Bethell seems to have been a conduit for Anne of Denmark's patronage. A letter from Stephen Proctor to Bethell mentions his hopes for a meeting with the queen. Bethell became Keeper of Somerset House, which he called "Denmark House" in his will. An 1610 account for building work there mentions "Mr Bethell's lodginge".

In November 1616, Bethell was paid for arranging a performance including an acrobat dancing on a rope in the council chamber at Greenwich. An account made in September 1616 includes a payment of £568 to Andrew Kerwyn made by Bethell for works at Somerset House. The financial transactions seem to have contributed to a controversy among the officials of the royal works, which, according to John Webb, involved Inigo Jones.

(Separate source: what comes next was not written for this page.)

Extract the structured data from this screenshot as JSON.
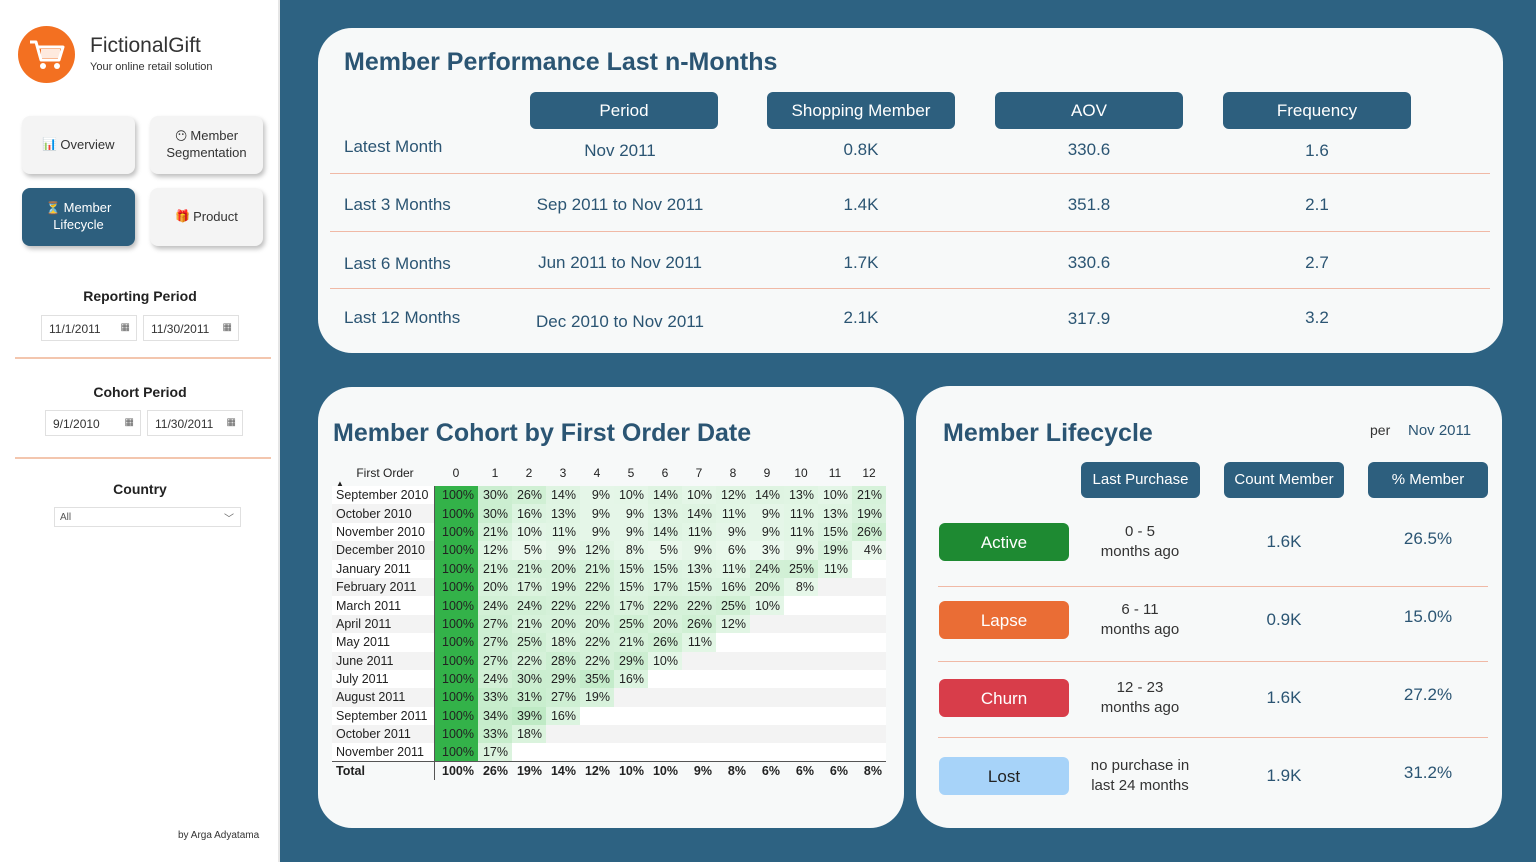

After the death of Anne of Denmark, he walked in her funeral procession with the usher John Tunstall. Inventories note some items of her clothing and linen in his keeping. He signed bills for the masque Chloridia, included payment for copper lace to two "maskinge suttes for Jefferye" (Jeffrey Hudson) supplied by Benjamin Henshawe. By 1637 he was replaced as surveyor of the robes of Henrietta Maria by Mr White.

Bethell had a house close to St Giles in the Fields and was a neighbour of the queen's silkwoman Dorothy Speckard.

He died in 1635 and was survived by his wife Susan, and his son William Bethell, whom he disowned as a spendthrift with a bequest of 20 shillings.